The film arrives with a nice anamorphically enhanced 2.35:1 picture. I've never seen the film look so good before. After decades of being available (on VHS and DVD) only in washed out, soft prints this new release is a joy to watch. The colors are vivid, the lines are very sharp and the picture just pops. There is one flaw that keeps this from getting a higher rating. There are several times throughout the film where a single line of static appears. It always seems to happen during edits, so I'm sure this was a flaw with the master that Media Blasters received. Still, it mars an otherwise wonderful looking disc. (I've included a screen cap of the error below. Note the static at the very bottom. Sorry the image itself isn't more exciting.) (Update: Alert reader Dave C. says that this glitch "is most like a badly made cement join on the negative." Since it's always on the edits, it sounds very plausible.)
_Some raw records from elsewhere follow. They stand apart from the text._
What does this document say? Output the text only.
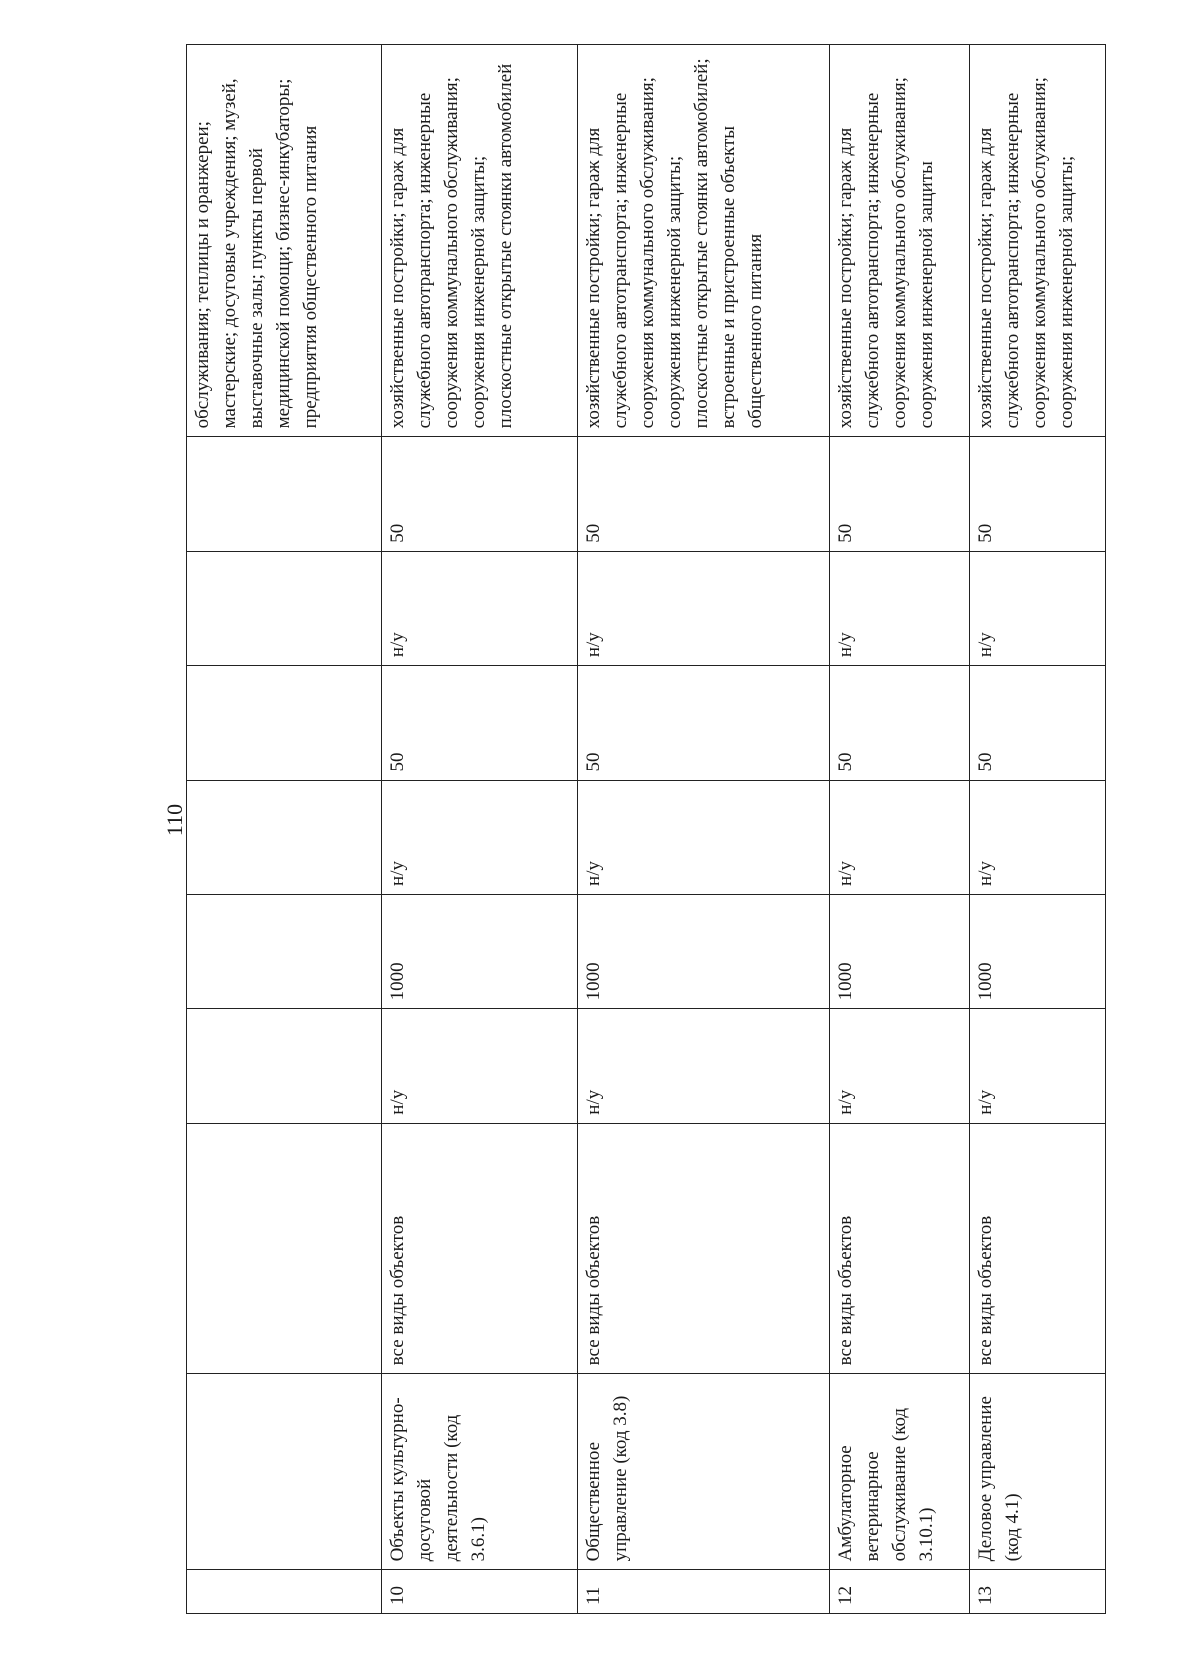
110

									обслуживания; теплицы и оранжереи; мастерские; досуговые учреждения; музей, выставочные залы; пункты первой медицинской помощи; бизнес-инкубаторы; предприятия общественного питания

10	Объекты культурно-досуговой деятельности (код 3.6.1)	все виды объектов	н/у	1000	н/у	50	н/у	50	хозяйственные постройки; гараж для служебного автотранспорта; инженерные сооружения коммунального обслуживания; сооружения инженерной защиты; плоскостные открытые стоянки автомобилей
11	Общественное управление (код 3.8)	все виды объектов	н/у	1000	н/у	50	н/у	50	хозяйственные постройки; гараж для служебного автотранспорта; инженерные сооружения коммунального обслуживания; сооружения инженерной защиты; плоскостные открытые стоянки автомобилей; встроенные и пристроенные объекты общественного питания
12	Амбулаторное ветеринарное обслуживание (код 3.10.1)	все виды объектов	н/у	1000	н/у	50	н/у	50	хозяйственные постройки; гараж для служебного автотранспорта; инженерные сооружения коммунального обслуживания; сооружения инженерной защиты
13	Деловое управление (код 4.1)	все виды объектов	н/у	1000	н/у	50	н/у	50	хозяйственные постройки; гараж для служебного автотранспорта; инженерные сооружения коммунального обслуживания; сооружения инженерной защиты;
Here's why this disc is so much better than the bare bones version. The bonus items start off with an excellent commentary track with Steve Ryfle and DVDTalk reviewer Stuart Galbraith IV. Even if I didn't know Stuart I'd still recommend this track. The two scholars talk about the film's genesis, and how Jet Jaguar came to be, what was going on behind the scenes, and generally have a good time discussing the movie. There's a lot of information (including a mention of how Greenpeace came to be) but it's never dry or boring. Later in the track Mel Maron, who distributed the film in the
Next up is an interview (audio only) with Ted Thomas who was a voice actor on the dub track as well as the narrator. He talks about the art of dubbing and discusses the nuts and bolts of changing the language of a movie. It's a nice half-hour talk.
There's also a series of TV spots promoting the movie as well as various versions of the credits from the English dub, which was a nice thing to include. Rounding off the extras is a pretty impressive reel of stills that lasts over 13-minutes. It includes production stills, movie posters from various countries, and even the pages of a Godzilla Vs. Megalon comic book.
It is really too bad that this Special Edition version of the movie was never officially released. Media Blasters claim that it was a flub on the part of the duplicator who used the wrong file to make the film, while others on the Internet hypothesize that this was the company's way of using the discs they pressed before the plug was pulled. Ultimately, it doesn't really matter to fans who should be happy that the disc is available, if only on a very limited hit-or-miss basis. If you have any interest in this movie, go ahead a buy a copy from your favorite vendor... you might get lucky. This version with the extras comes highly recommended.